Saudi Arabia was the scene of total chaos and mayhem in the Summer of 1980 when General Jamal Al-Fayheed successfully led a bloodless military coup d'etat against the Saudi Royal Family, which pretty much all but ended the Monarchy for good, had quickly raised alarms. Al-Fayheed managed to turn Saudi Arabia around economically and also militarily leading the country during some chaotic times, despite his authoritarian military dictatorship.
Watching these developments across the Middle East caused Soviet policymakers to become nervous for good reasons. As 1983 moved into mid-Summer, the Soviet Union saw themselves in their weakest positions ever geopolitically since the late 1960s. Despite their massive defense spending and boasting of one of the largest militaries in the world, it had gotten embarrassed by scruffy, little Sweden over the course of five months in May/October 1981, being humiliated for everyone in the entire world to see when it was assumed Sweden should've just rolled over like a good little kid and this quickly called into question the entire security arrangement and appartus of the Eastern Bloc, especially in Poland, which was facing full-scale massive protests and demonstrations over Martial Law. Emerging parts in the Warsaw Pact, which argued the Yugoslavization of much of the communist East as if the Red Bear was turning out to be an overrated paper tiger on the international stage, which threatened to put the Soviet's international superpower prestige into pasture during the height of the Cold War.

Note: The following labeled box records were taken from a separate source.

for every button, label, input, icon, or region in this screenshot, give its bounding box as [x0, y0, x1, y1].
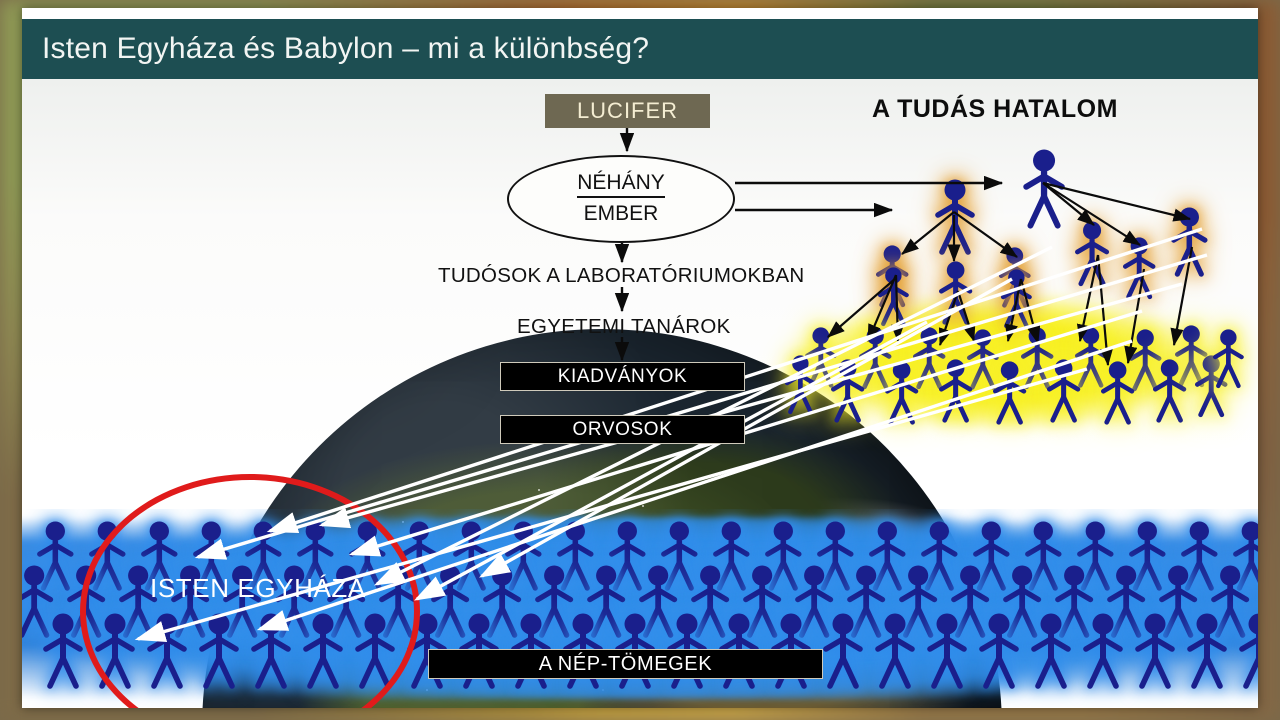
- crowd-figure: [1186, 613, 1228, 689]
- few-people-node: NÉHÁNY EMBER: [507, 155, 735, 243]
- crowd-figure: [1238, 613, 1258, 689]
- crowd-figure: [1134, 613, 1176, 689]
- lucifer-node: LUCIFER: [545, 94, 710, 128]
- crowd-figure: [874, 613, 916, 689]
- slide-header-bar: Isten Egyháza és Babylon – mi a különbsé…: [22, 19, 1258, 79]
- crowd-figure: [926, 613, 968, 689]
- crowd-figure: [42, 613, 84, 689]
- crowd-figure: [1082, 613, 1124, 689]
- masses-label: A NÉP-TÖMEGEK: [539, 653, 712, 676]
- publications-label: KIADVÁNYOK: [558, 366, 688, 388]
- professors-label: EGYETEMI TANÁROK: [517, 315, 731, 339]
- doctors-box: ORVOSOK: [500, 415, 745, 444]
- scientists-label: TUDÓSOK A LABORATÓRIUMOKBAN: [438, 264, 805, 288]
- slide-body: ISTEN EGYHÁZA LUCIFER NÉHÁNY EMBER TUDÓ: [22, 79, 1258, 708]
- knowledge-is-power-heading: A TUDÁS HATALOM: [872, 95, 1118, 124]
- doctors-label: ORVOSOK: [573, 419, 673, 441]
- crowd-figure: [978, 613, 1020, 689]
- crowd-figure: [1030, 613, 1072, 689]
- publications-box: KIADVÁNYOK: [500, 362, 745, 391]
- few-people-line1: NÉHÁNY: [577, 172, 665, 197]
- masses-box: A NÉP-TÖMEGEK: [428, 649, 823, 679]
- lucifer-label: LUCIFER: [577, 98, 678, 124]
- crowd-figure: [822, 613, 864, 689]
- page-title: Isten Egyháza és Babylon – mi a különbsé…: [22, 32, 649, 66]
- slide-canvas: Isten Egyháza és Babylon – mi a különbsé…: [22, 8, 1258, 708]
- church-label: ISTEN EGYHÁZA: [150, 573, 366, 604]
- few-people-line2: EMBER: [584, 202, 659, 226]
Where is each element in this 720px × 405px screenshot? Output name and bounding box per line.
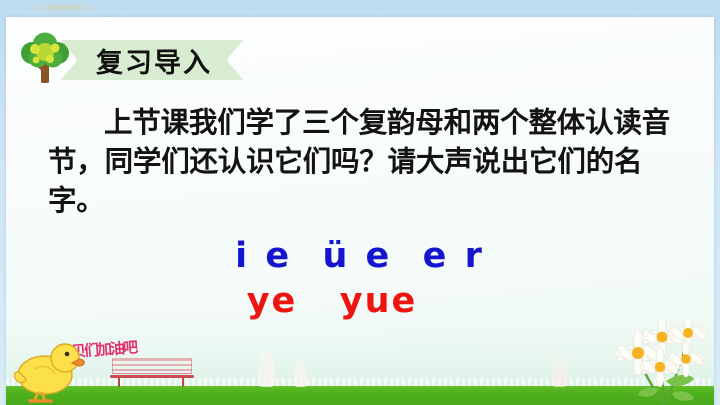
background-figure-adult [258, 352, 275, 387]
bench-leg-left [118, 378, 120, 387]
bench-back [112, 358, 192, 374]
bench-leg-right [182, 378, 184, 387]
top-smudge-decoration [26, 3, 100, 12]
pinyin-row-compound-finals: i e ü e e r [6, 236, 714, 276]
bottom-decoration-scene: 宝贝们加油吧 [6, 317, 714, 405]
bench-seat [110, 375, 194, 378]
background-figure-child [294, 360, 307, 387]
scene-haze [6, 316, 714, 390]
pinyin-row-whole-syllables: ye yue [6, 281, 714, 321]
decorative-logo-text: 宝贝们加油吧 [57, 336, 136, 362]
slide-canvas: 复习导入 上节课我们学了三个复韵母和两个整体认读音节，同学们还认识它们吗？请大声… [0, 0, 720, 405]
background-figure-right [552, 356, 567, 387]
page-title: 复习导入 [61, 40, 243, 80]
section-banner: 复习导入 [61, 40, 243, 80]
duck-illustration [12, 337, 86, 403]
fence-illustration [6, 378, 714, 387]
grass-band [6, 386, 714, 405]
daisy-flowers-illustration [600, 319, 712, 405]
bench-illustration [110, 358, 194, 386]
slide-content-card: 复习导入 上节课我们学了三个复韵母和两个整体认读音节，同学们还认识它们吗？请大声… [6, 17, 714, 405]
instruction-paragraph: 上节课我们学了三个复韵母和两个整体认读音节，同学们还认识它们吗？请大声说出它们的… [48, 103, 688, 220]
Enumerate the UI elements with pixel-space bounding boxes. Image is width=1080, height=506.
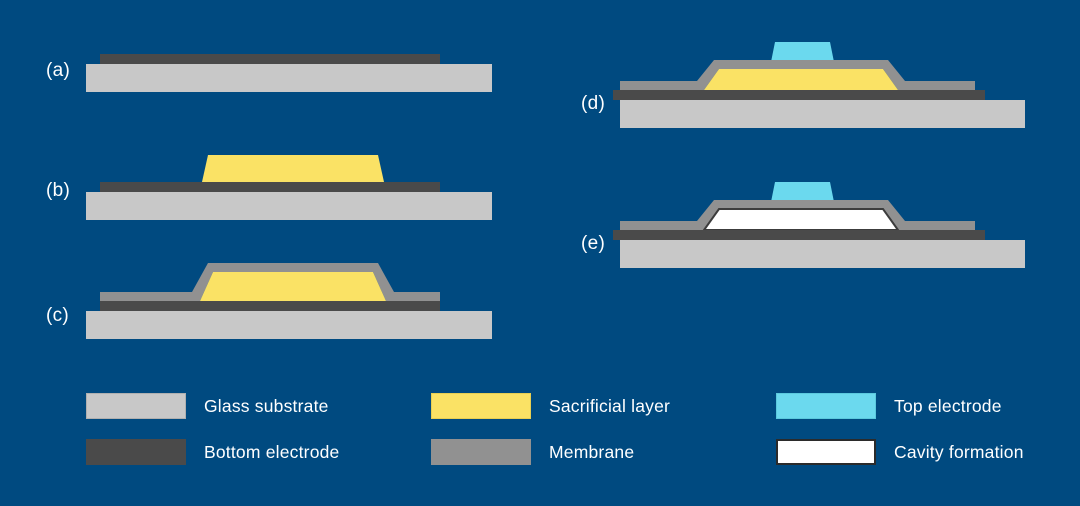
bottom-electrode-layer bbox=[613, 230, 985, 240]
panel-c-cross-section bbox=[40, 255, 510, 337]
legend-item-top-electrode: Top electrode bbox=[776, 393, 1036, 419]
glass-substrate-layer bbox=[620, 100, 1025, 128]
bottom-electrode-layer bbox=[100, 301, 440, 311]
legend-label-sacrificial-layer: Sacrificial layer bbox=[549, 396, 670, 417]
legend-label-bottom-electrode: Bottom electrode bbox=[204, 442, 340, 463]
legend: Glass substrate Sacrificial layer Top el… bbox=[86, 390, 1036, 468]
glass-substrate-layer bbox=[86, 311, 492, 339]
legend-swatch-cavity-formation bbox=[776, 439, 876, 465]
panel-b-cross-section bbox=[40, 140, 510, 212]
cavity-formation-shape bbox=[704, 209, 898, 230]
panel-a: (a) bbox=[40, 40, 510, 100]
sacrificial-layer-shape bbox=[704, 69, 898, 90]
glass-substrate-layer bbox=[86, 192, 492, 220]
glass-substrate-layer bbox=[620, 240, 1025, 268]
panel-e-cross-section bbox=[575, 175, 1045, 270]
panel-d: (d) bbox=[575, 35, 1045, 130]
legend-swatch-bottom-electrode bbox=[86, 439, 186, 465]
panel-e-label: (e) bbox=[581, 233, 605, 255]
legend-label-cavity-formation: Cavity formation bbox=[894, 442, 1024, 463]
sacrificial-layer-shape bbox=[202, 155, 384, 182]
legend-label-top-electrode: Top electrode bbox=[894, 396, 1002, 417]
figure-canvas: (a) (b) (c) (d) bbox=[0, 0, 1080, 506]
legend-swatch-glass-substrate bbox=[86, 393, 186, 419]
legend-swatch-sacrificial-layer bbox=[431, 393, 531, 419]
legend-item-bottom-electrode: Bottom electrode bbox=[86, 439, 431, 465]
legend-item-glass-substrate: Glass substrate bbox=[86, 393, 431, 419]
bottom-electrode-layer bbox=[100, 182, 440, 192]
panel-d-label: (d) bbox=[581, 93, 605, 115]
legend-label-membrane: Membrane bbox=[549, 442, 634, 463]
legend-swatch-membrane bbox=[431, 439, 531, 465]
sacrificial-layer-shape bbox=[200, 272, 386, 301]
panel-b: (b) bbox=[40, 140, 510, 212]
legend-label-glass-substrate: Glass substrate bbox=[204, 396, 329, 417]
glass-substrate-layer bbox=[86, 64, 492, 92]
bottom-electrode-layer bbox=[100, 54, 440, 64]
bottom-electrode-layer bbox=[613, 90, 985, 100]
panel-c-label: (c) bbox=[46, 305, 69, 327]
legend-swatch-top-electrode bbox=[776, 393, 876, 419]
legend-item-sacrificial-layer: Sacrificial layer bbox=[431, 393, 776, 419]
panel-a-cross-section bbox=[40, 40, 510, 100]
legend-item-membrane: Membrane bbox=[431, 439, 776, 465]
panel-d-cross-section bbox=[575, 35, 1045, 130]
panel-c: (c) bbox=[40, 255, 510, 337]
panel-a-label: (a) bbox=[46, 60, 70, 82]
legend-item-cavity-formation: Cavity formation bbox=[776, 439, 1036, 465]
panel-e: (e) bbox=[575, 175, 1045, 270]
panel-b-label: (b) bbox=[46, 180, 70, 202]
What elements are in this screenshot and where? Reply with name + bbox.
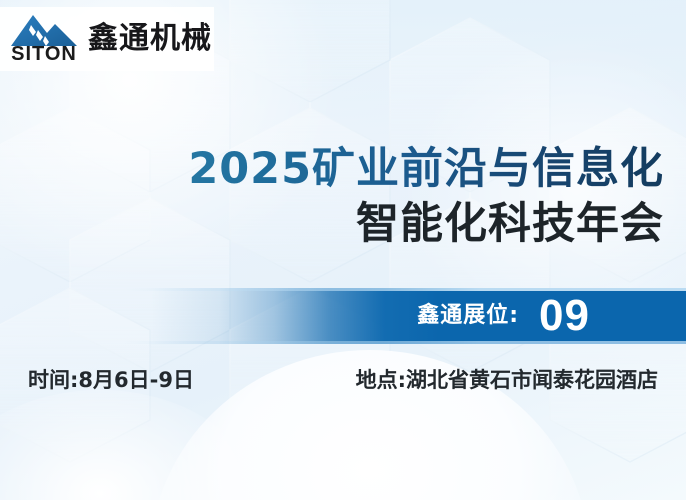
background-cloud-shape-secondary: [0, 390, 260, 500]
siton-mountain-logo-icon: SITON: [8, 13, 80, 65]
poster-canvas: SITON 鑫通机械 2025矿业前沿与信息化 智能化科技年会 鑫通展位: 09…: [0, 0, 686, 500]
title-line-2: 智能化科技年会: [0, 196, 664, 252]
booth-banner: 鑫通展位: 09: [0, 288, 686, 344]
brand-logo: SITON 鑫通机械: [0, 7, 214, 71]
booth-label: 鑫通展位:: [417, 305, 519, 327]
booth-number: 09: [539, 294, 590, 338]
event-location: 地点:湖北省黄石市闻泰花园酒店: [356, 368, 658, 393]
event-time: 时间:8月6日-9日: [28, 368, 194, 393]
page-title: 2025矿业前沿与信息化 智能化科技年会: [0, 142, 664, 252]
logo-chinese-name: 鑫通机械: [88, 24, 212, 54]
title-line-1: 2025矿业前沿与信息化: [0, 142, 664, 196]
logo-latin-name: SITON: [11, 44, 77, 64]
event-meta-row: 时间:8月6日-9日 地点:湖北省黄石市闻泰花园酒店: [28, 368, 658, 393]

With the unstable, unreliable and bipolar Libyan dictator Colonel Muammar Gaddafi facing international damnation over his regime's financing of the deadly terrorist attacks in Paris, the Soviets looked elsewhere in the Middle East and found two strategic partners, who could benefit politically, economically and militarily: Iraq and Syria, both run by the Ba'ath Party respectively under ruthless military dictatorships in Saddam Hussein and Hafez al-Assad. There was obviously no love lost between Baghdad and Damascus and according to whom you've asked, it's commom knowledge Hussein and Assad openly despised each other.
Saddam deeply resented the Iranians for pressuring and bullying him back in 1975 into accepting new border on the Shatt al-Arab and blamed Washington and Jerusalem for giving them unqualified support; He also believed the Iranians and Turkish, both of whom steering to avoid instability of their own Kurdish populations, tacitly encouraged Kurdish demonstrations and instability inside Iraq. Syria, however, had their own set of heavy problems, partly because by 1981, Syria had been deeply entrenched in Lebanon's six-year Civil War between the Sunni and Maronite populations within the country and the conflict became mixed with Assad's own imperialist ambitions to dominating Lebanon physically, economically and politically.